Saturday, December 24, 2022

Season's Greetings

Because nothing says "Christmas" like owls on velocipedes.

Sunday, December 11, 2022

Hearst and the Devil Fish

Phoebe Hearst didn't care for her son's taste in women. Throughout his adult life, the media magnate William Randolph Hearst had a taste for showgirls and lived more or less openly with mistresses even while raising a family of five sons with his legal wife, Millicent (another showgirl). While still in his twenties, he had come close to marrying an aspiring actress named Eleanor Calhoun. Though Phoebe had actually introduced the two, she regarded Calhoun as a golddigger and firmly opposed their union. Young "Will" Hearst, at that point, had ambition but little money of his own. His father was a wealthy mining entrepreneur who eventually became a US senator, but he was absent much of the time, marginally literate, and averse to correspondence; it was Phoebe, originally a Missouri schoolteacher, who kept tabs on things. In 1887 she wrote to a friend:
I am so distressed about Will that I don't really know how I can live if he marries Eleanor Calhoun. She is determined to marry him and it seems as if he must be in the toils of the Devil fish.
The last phrase is odd. What was a Devil fish, and what labors did it undertake? Why would it be an apt metaphor for a woman who, in Phoebe's view, was out to ensnare her son?

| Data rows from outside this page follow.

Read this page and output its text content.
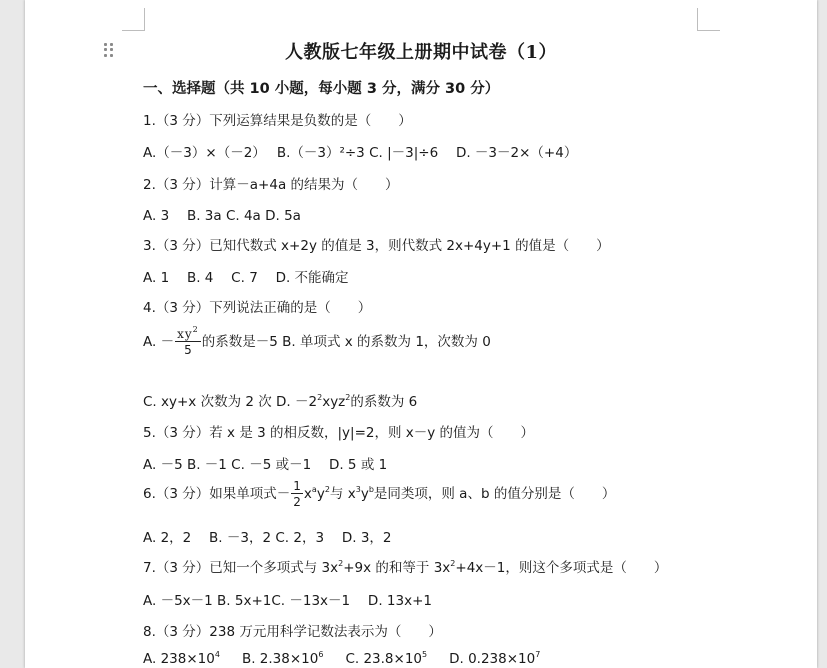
人教版七年级上册期中试卷（1）
一、选择题（共 10 小题，每小题 3 分，满分 30 分）
1.（3 分）下列运算结果是负数的是（　　）
A.（－3）×（－2）　 B.（－3）²÷3 C. |－3|÷6 　D. －3－2×（+4）
2.（3 分）计算－a+4a 的结果为（　　）
A. 3 　B. 3a C. 4a D. 5a
3.（3 分）已知代数式 x+2y 的值是 3，则代数式 2x+4y+1 的值是（　　）
A. 1 　B. 4 　C. 7 　D. 不能确定
4.（3 分）下列说法正确的是（　　）
A. － $\frac{xy^2}{5}$ 的系数是－5 B. 单项式 x 的系数为 1，次数为 0
C. xy+x 次数为 2 次 D. $-2^2xyz^2$的系数为 6
5.（3 分）若 x 是 3 的相反数，|y|=2，则 x－y 的值为（　　）
A. －5 B. －1 C. －5 或－1 　D. 5 或 1
6.（3 分）如果单项式－ $\frac{1}{2} x^ay^2$与 $x^3y^b$是同类项，则 a、b 的值分别是（　　）
A. 2，2 　B. －3，2 C. 2，3 　D. 3，2
7.（3 分）已知一个多项式与 $3x^2+9x$ 的和等于 $3x^2+4x-1$，则这个多项式是（　　）
A. －5x－1 B. 5x+1C. －13x－1 　D. 13x+1
8.（3 分）238 万元用科学记数法表示为（　　）
A. $238\times 10^4$ B. $2.38\times 10^6$ C. $23.8\times 10^5$ D. $0.238\times 10^7$
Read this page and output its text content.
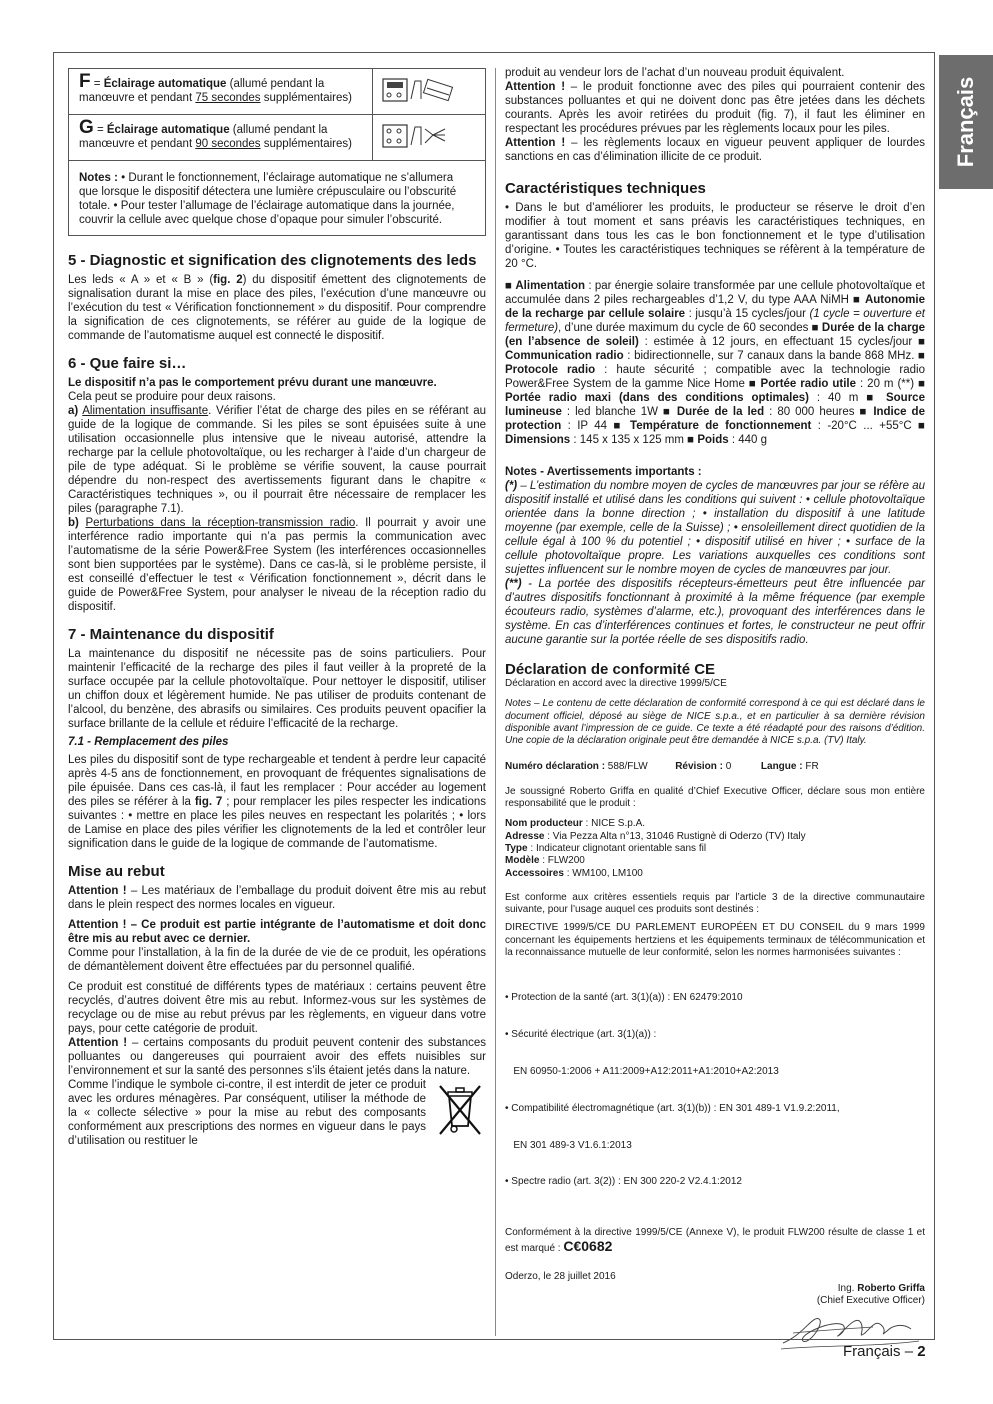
Français
F = Éclairage automatique (allumé pendant la manœuvre et pendant 75 secondes supplémentaires)
G = Éclairage automatique (allumé pendant la manœuvre et pendant 90 secondes supplémentaires)
Notes : • Durant le fonctionnement, l’éclairage automatique ne s’allumera que lorsque le dispositif détectera une lumière crépusculaire ou l’obscurité totale. • Pour tester l’allumage de l’éclairage automatique dans la journée, couvrir la cellule avec quelque chose d’opaque pour simuler l’obscurité.
5 - Diagnostic et signification des clignotements des leds

Les leds « A » et « B » (fig. 2) du dispositif émettent des clignotements de signalisation durant la mise en place des piles, l’exécution d’une manœuvre ou l’exécution du test « Vérification fonctionnement » du dispositif. Pour comprendre la signification de ces clignotements, se référer au guide de la logique de commande de l’automatisme auquel est connecté le dispositif.

6 - Que faire si…

Le dispositif n’a pas le comportement prévu durant une manœuvre.

Cela peut se produire pour deux raisons.

a) Alimentation insuffisante. Vérifier l’état de charge des piles en se référant au guide de la logique de commande. Si les piles se sont épuisées suite à une utilisation occasionnelle plus intensive que le niveau autorisé, attendre la recharge par la cellule photovoltaïque, ou les recharger à l’aide d’un chargeur de pile de type adéquat. Si le problème se vérifie souvent, la cause pourrait dépendre du non-respect des avertissements figurant dans le chapitre « Caractéristiques techniques », ou il pourrait être nécessaire de remplacer les piles (paragraphe 7.1).

b) Perturbations dans la réception-transmission radio. Il pourrait y avoir une interférence radio importante qui n’a pas permis la communication avec l’automatisme de la série Power&Free System (les interférences occasionnelles sont bien supportées par le système). Dans ce cas-là, si le problème persiste, il est conseillé d’effectuer le test « Vérification fonctionnement », décrit dans le guide de Power&Free System, pour analyser le niveau de la réception radio du dispositif.

7 - Maintenance du dispositif

La maintenance du dispositif ne nécessite pas de soins particuliers. Pour maintenir l’efficacité de la recharge des piles il faut veiller à la propreté de la surface occupée par la cellule photovoltaïque. Pour nettoyer le dispositif, utiliser un chiffon doux et légèrement humide. Ne pas utiliser de produits contenant de l’alcool, du benzène, des abrasifs ou similaires. Ces produits peuvent opacifier la surface brillante de la cellule et réduire l’efficacité de la recharge.

7.1 - Remplacement des piles

Les piles du dispositif sont de type rechargeable et tendent à perdre leur capacité après 4-5 ans de fonctionnement, en provoquant de fréquentes signalisations de pile épuisée. Dans ces cas-là, il faut les remplacer : Pour accéder au logement des piles se référer à la fig. 7 ; pour remplacer les piles respecter les indications suivantes : • mettre en place les piles neuves en respectant les polarités ; • lors de Lamise en place des piles vérifier les clignotements de la led et contrôler leur signification dans le guide de la logique de commande de l’automatisme.

Mise au rebut

Attention ! – Les matériaux de l’emballage du produit doivent être mis au rebut dans le plein respect des normes locales en vigueur.

Attention ! – Ce produit est partie intégrante de l’automatisme et doit donc être mis au rebut avec ce dernier.

Comme pour l’installation, à la fin de la durée de vie de ce produit, les opérations de démantèlement doivent être effectuées par du personnel qualifié.

Ce produit est constitué de différents types de matériaux : certains peuvent être recyclés, d’autres doivent être mis au rebut. Informez-vous sur les systèmes de recyclage ou de mise au rebut prévus par les règlements, en vigueur dans votre pays, pour cette catégorie de produit.

Attention ! – certains composants du produit peuvent contenir des substances polluantes ou dangereuses qui pourraient avoir des effets nuisibles sur l’environnement et sur la santé des personnes s’ils étaient jetés dans la nature.

Comme l’indique le symbole ci-contre, il est interdit de jeter ce produit avec les ordures ménagères. Par conséquent, utiliser la méthode de la « collecte sélective » pour la mise au rebut des composants conformément aux prescriptions des normes en vigueur dans le pays d’utilisation ou restituer le

produit au vendeur lors de l’achat d’un nouveau produit équivalent.

Attention ! – le produit fonctionne avec des piles qui pourraient contenir des substances polluantes et qui ne doivent donc pas être jetées dans les déchets courants. Après les avoir retirées du produit (fig. 7), il faut les éliminer en respectant les procédures prévues par les règlements locaux pour les piles.

Attention ! – les règlements locaux en vigueur peuvent appliquer de lourdes sanctions en cas d’élimination illicite de ce produit.

Caractéristiques techniques

• Dans le but d’améliorer les produits, le producteur se réserve le droit d’en modifier à tout moment et sans préavis les caractéristiques techniques, en garantissant dans tous les cas le bon fonctionnement et le type d’utilisation d’origine. • Toutes les caractéristiques techniques se réfèrent à la température de 20 °C.

■ Alimentation : par énergie solaire transformée par une cellule photovoltaïque et accumulée dans 2 piles rechargeables d’1,2 V, du type AAA NiMH ■ Autonomie de la recharge par cellule solaire : jusqu’à 15 cycles/jour (1 cycle = ouverture et fermeture), d’une durée maximum du cycle de 60 secondes ■ Durée de la charge (en l’absence de soleil) : estimée à 12 jours, en effectuant 15 cycles/jour ■ Communication radio : bidirectionnelle, sur 7 canaux dans la bande 868 MHz. ■ Protocole radio : haute sécurité ; compatible avec la technologie radio Power&Free System de la gamme Nice Home ■ Portée radio utile : 20 m (**) ■ Portée radio maxi (dans des conditions optimales) : 40 m ■ Source lumineuse : led blanche 1W ■ Durée de la led : 80 000 heures ■ Indice de protection : IP 44 ■ Température de fonctionnement : -20°C ... +55°C ■ Dimensions : 145 x 135 x 125 mm ■ Poids : 440 g

Notes - Avertissements importants :

(*) – L’estimation du nombre moyen de cycles de manœuvres par jour se réfère au dispositif installé et utilisé dans les conditions qui suivent : • cellule photovoltaïque orientée dans la bonne direction ; • installation du dispositif à une latitude moyenne (par exemple, celle de la Suisse) ; • ensoleillement direct quotidien de la cellule égal à 100 % du potentiel ; • dispositif utilisé en hiver ; • surface de la cellule photovoltaïque propre. Les variations auxquelles ces conditions sont sujettes influencent sur le nombre moyen de cycles de manœuvres par jour.

(**) - La portée des dispositifs récepteurs-émetteurs peut être influencée par d’autres dispositifs fonctionnant à proximité à la même fréquence (par exemple écouteurs radio, systèmes d’alarme, etc.), provoquant des interférences dans le système. En cas d’interférences continues et fortes, le constructeur ne peut offrir aucune garantie sur la portée réelle de ses dispositifs radio.

Déclaration de conformité CE

Déclaration en accord avec la directive 1999/5/CE

Notes – Le contenu de cette déclaration de conformité correspond à ce qui est déclaré dans le document officiel, déposé au siège de NICE s.p.a., et en particulier à sa dernière révision disponible avant l’impression de ce guide. Ce texte a été réadapté pour des raisons d’édition. Une copie de la déclaration originale peut être demandée à NICE s.p.a. (TV) Italy.

Numéro déclaration : 588/FLW	Révision : 0	Langue : FR

Je soussigné Roberto Griffa en qualité d’Chief Executive Officer, déclare sous mon entière responsabilité que le produit :

Nom producteur : NICE S.p.A.

Adresse : Via Pezza Alta n°13, 31046 Rustignè di Oderzo (TV) Italy

Type : Indicateur clignotant orientable sans fil

Modèle : FLW200

Accessoires : WM100, LM100

Est conforme aux critères essentiels requis par l’article 3 de la directive communautaire suivante, pour l’usage auquel ces produits sont destinés :

DIRECTIVE 1999/5/CE DU PARLEMENT EUROPÉEN ET DU CONSEIL du 9 mars 1999 concernant les équipements hertziens et les équipements terminaux de télécommunication et la reconnaissance mutuelle de leur conformité, selon les normes harmonisées suivantes :

• Protection de la santé (art. 3(1)(a)) : EN 62479:2010

• Sécurité électrique (art. 3(1)(a)) :

EN 60950-1:2006 + A11:2009+A12:2011+A1:2010+A2:2013

• Compatibilité électromagnétique (art. 3(1)(b)) : EN 301 489-1 V1.9.2:2011,

EN 301 489-3 V1.6.1:2013

• Spectre radio (art. 3(2)) : EN 300 220-2 V2.4.1:2012

Conformément à la directive 1999/5/CE (Annexe V), le produit FLW200 résulte de classe 1 et est marqué : C€0682

Oderzo, le 28 juillet 2016

Ing. Roberto Griffa

(Chief Executive Officer)

Français – 2
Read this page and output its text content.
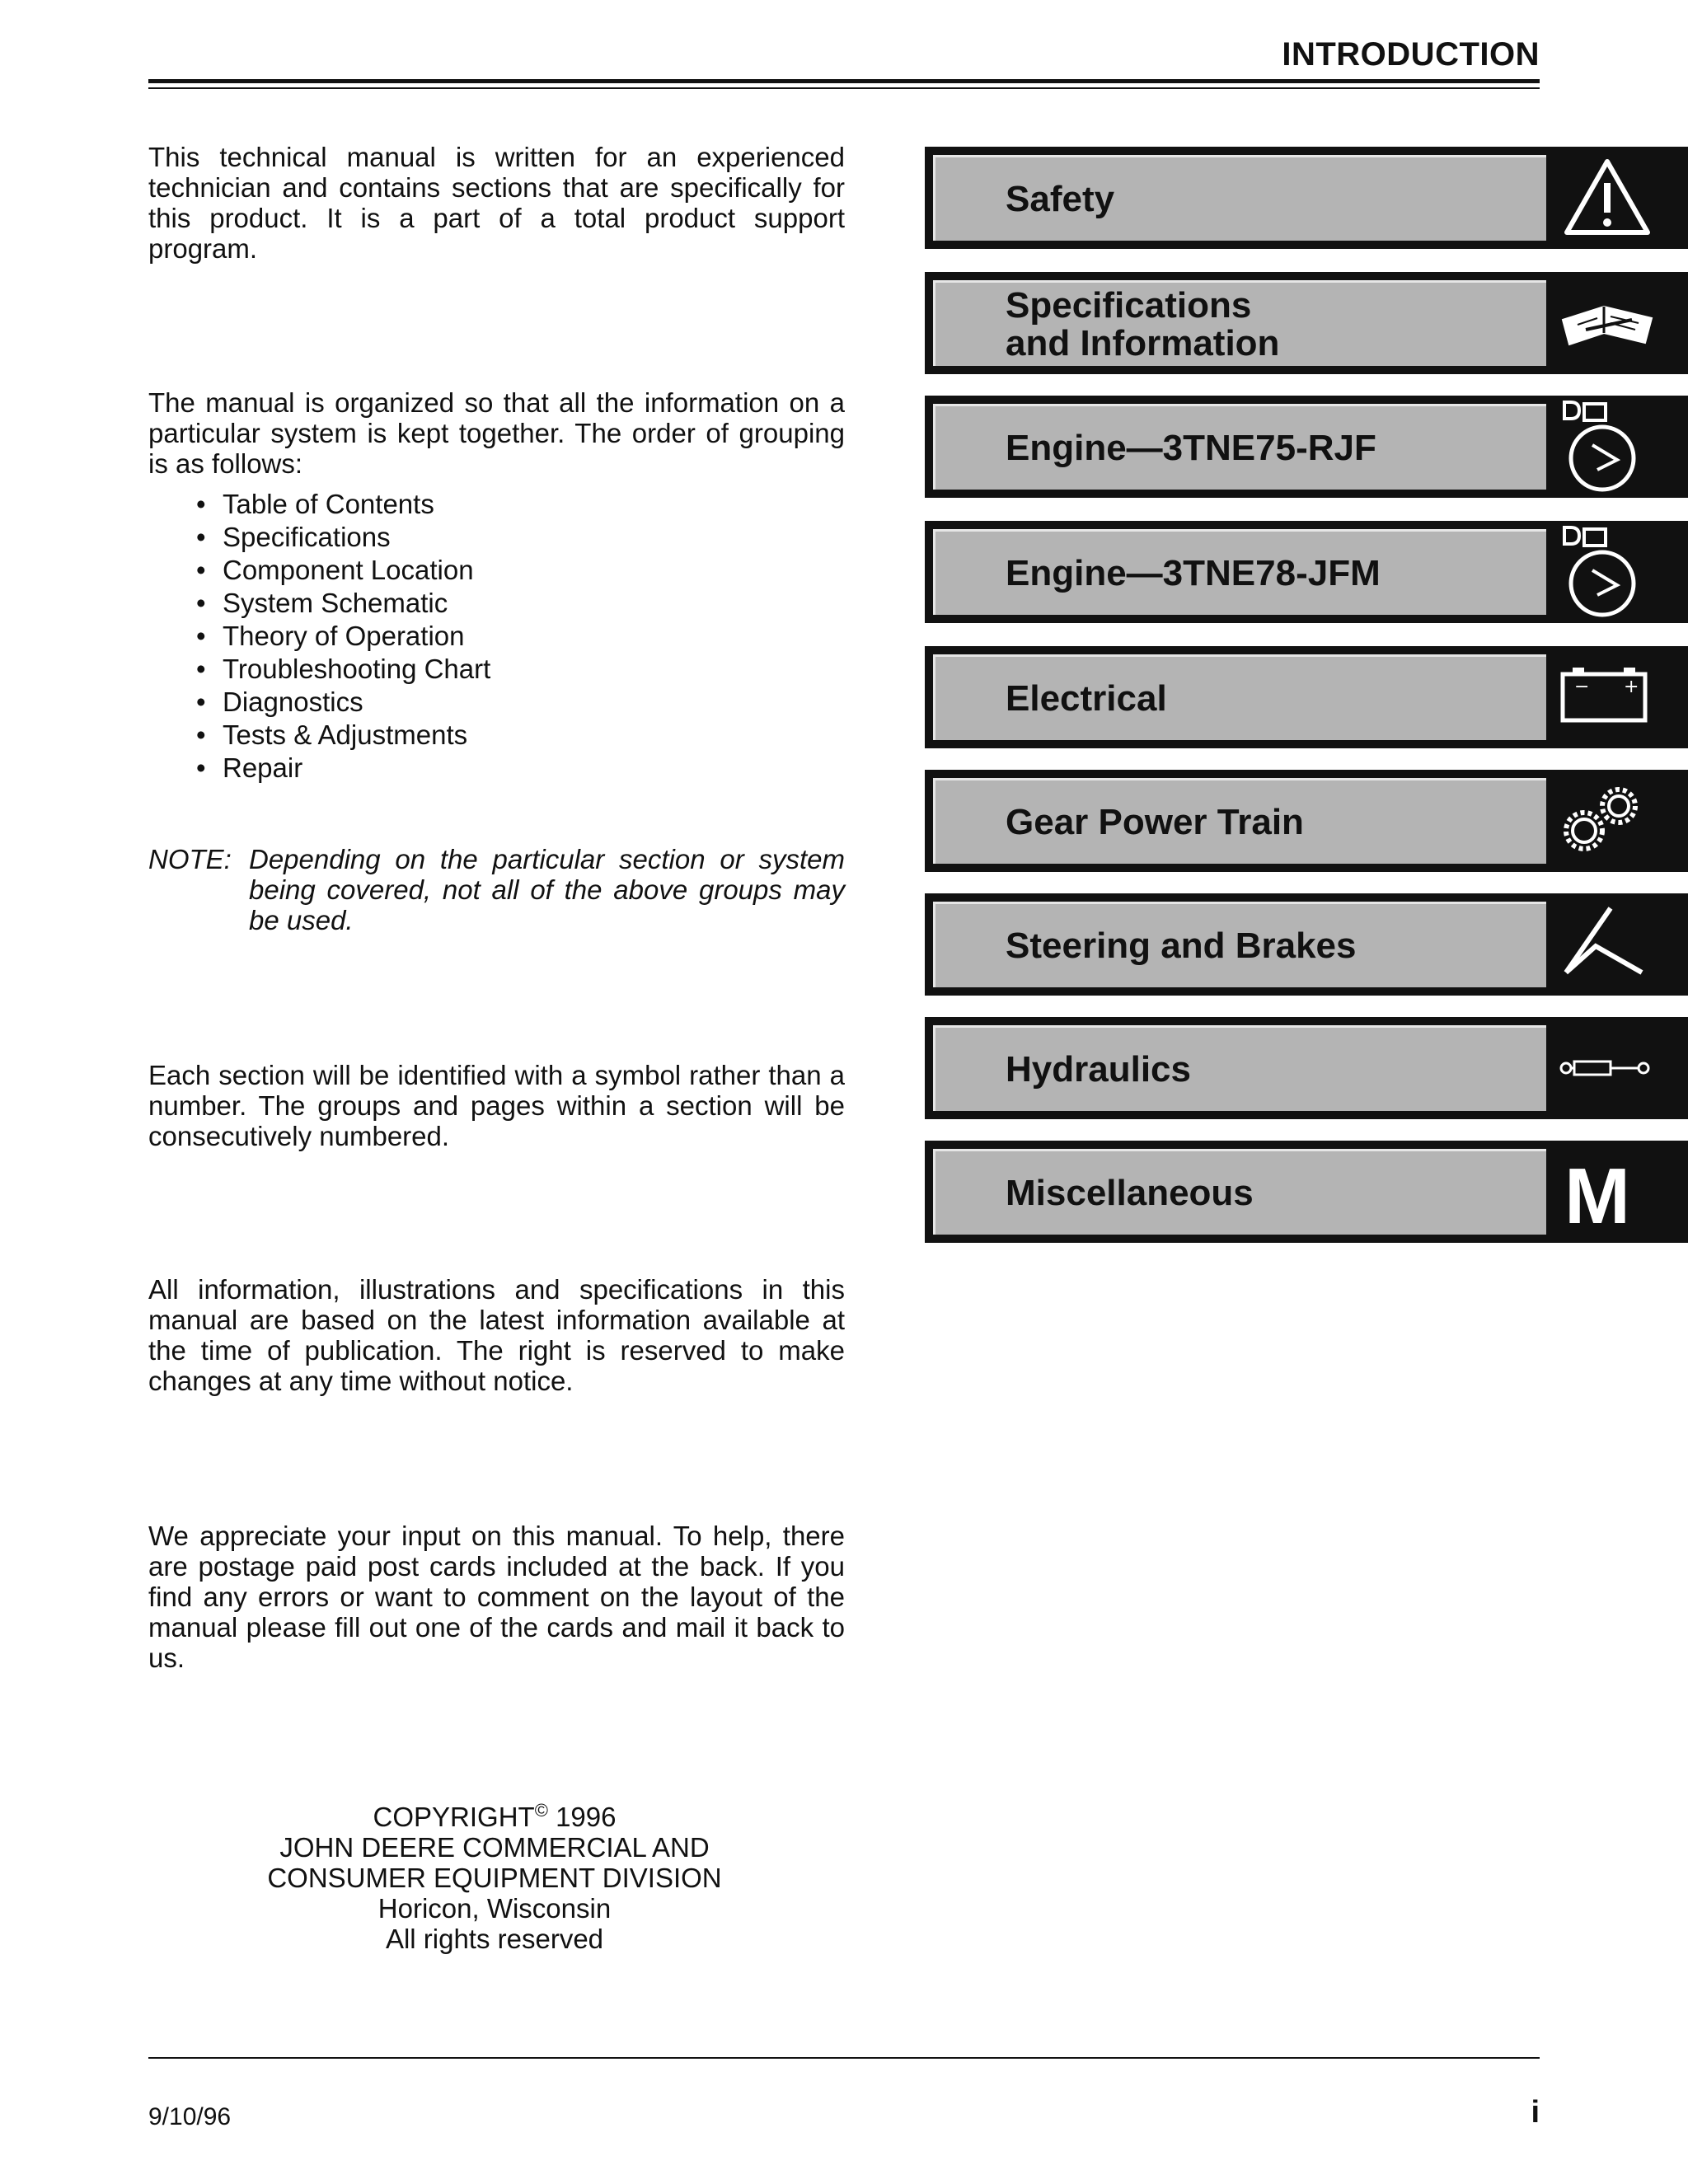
INTRODUCTION

This technical manual is written for an experienced technician and contains sections that are specifically for this product. It is a part of a total product support program.

The manual is organized so that all the information on a particular system is kept together. The order of grouping is as follows:

• Table of Contents
• Specifications
• Component Location
• System Schematic
• Theory of Operation
• Troubleshooting Chart
• Diagnostics
• Tests & Adjustments
• Repair
NOTE: Depending on the particular section or system being covered, not all of the above groups may be used.

Each section will be identified with a symbol rather than a number. The groups and pages within a section will be consecutively numbered.

All information, illustrations and specifications in this manual are based on the latest information available at the time of publication. The right is reserved to make changes at any time without notice.

We appreciate your input on this manual. To help, there are postage paid post cards included at the back. If you find any errors or want to comment on the layout of the manual please fill out one of the cards and mail it back to us.

COPYRIGHT© 1996
JOHN DEERE COMMERCIAL AND
CONSUMER EQUIPMENT DIVISION
Horicon, Wisconsin
All rights reserved
Safety
Specifications
and Information
Engine—3TNE75-RJF
Engine—3TNE78-JFM
Electrical	− +
Gear Power Train
Steering and Brakes
Hydraulics
Miscellaneous	M
9/10/96	i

It turns out that the term "devil-fish" or "devilfish" has been applied to a bewildering range of creatures, from gray whales to manta rays, but the animal Phoebe had in mind was neither fish nor cetacean but a cephalopod. Had she been inclined, she could have read an 1875 book by Henry Lee, the keeper of the Brighton Aquarium, entitled The Octopus, Or, The "Devil-fish" of Fiction and of Fact. One chapter of Lee's book retells a portion of Victor Hugo's novel Les Travailleurs de la mer, which describes a life-and-death struggle between a Guernsey fisherman and a giant octopus. Phoebe, who was well-travelled and who is known to have studied French as an adult, may well have been familiar with Hugo's account, in translation or in the original, and if not no doubt she had heard similar stories.

Once the "Devil fish" has been identified, the metaphor starts to make sense. Phoebe saw Eleanor Calhoun as a sinister monster threatening to enfold Will in her lethal embrace. But what about the "toils"?

My first thought was that Hearst's biographer, David Nasaw, had mistranscribed Phoebe's letter, and that what she really wrote was "coils of the Devil fish," referring to its tentacles. But Nasaw is a careful researcher and his book is well-edited; surely the error, if it were such, would have been spotted early on. I then supposed that Phoebe meant to write "coils" but had slipped and written "toils," perhaps with Hugo's "toilers" in the back of her mind. As it turns out, however, there's no need for creative speculations. Phoebe wrote "toils" because she meant "toils"; the word "toil" has an archaic meaning of "net, snare," related to the French toile. In a 19th-century translation of Hugo's The Hunchback of Notre-Dame a fly is said to be "caught in the toils of the spider." The octopus idiom seems to have been in the air; in 1897 a writer named Owen Hall, who certainly hadn't read Phoebe's letter, used the identical words in a short story entitled "In a Treasure Ship."

A similar molluscan metaphor would inspire Frank Norris's 1901 novel about the California railway industry, The Octopus.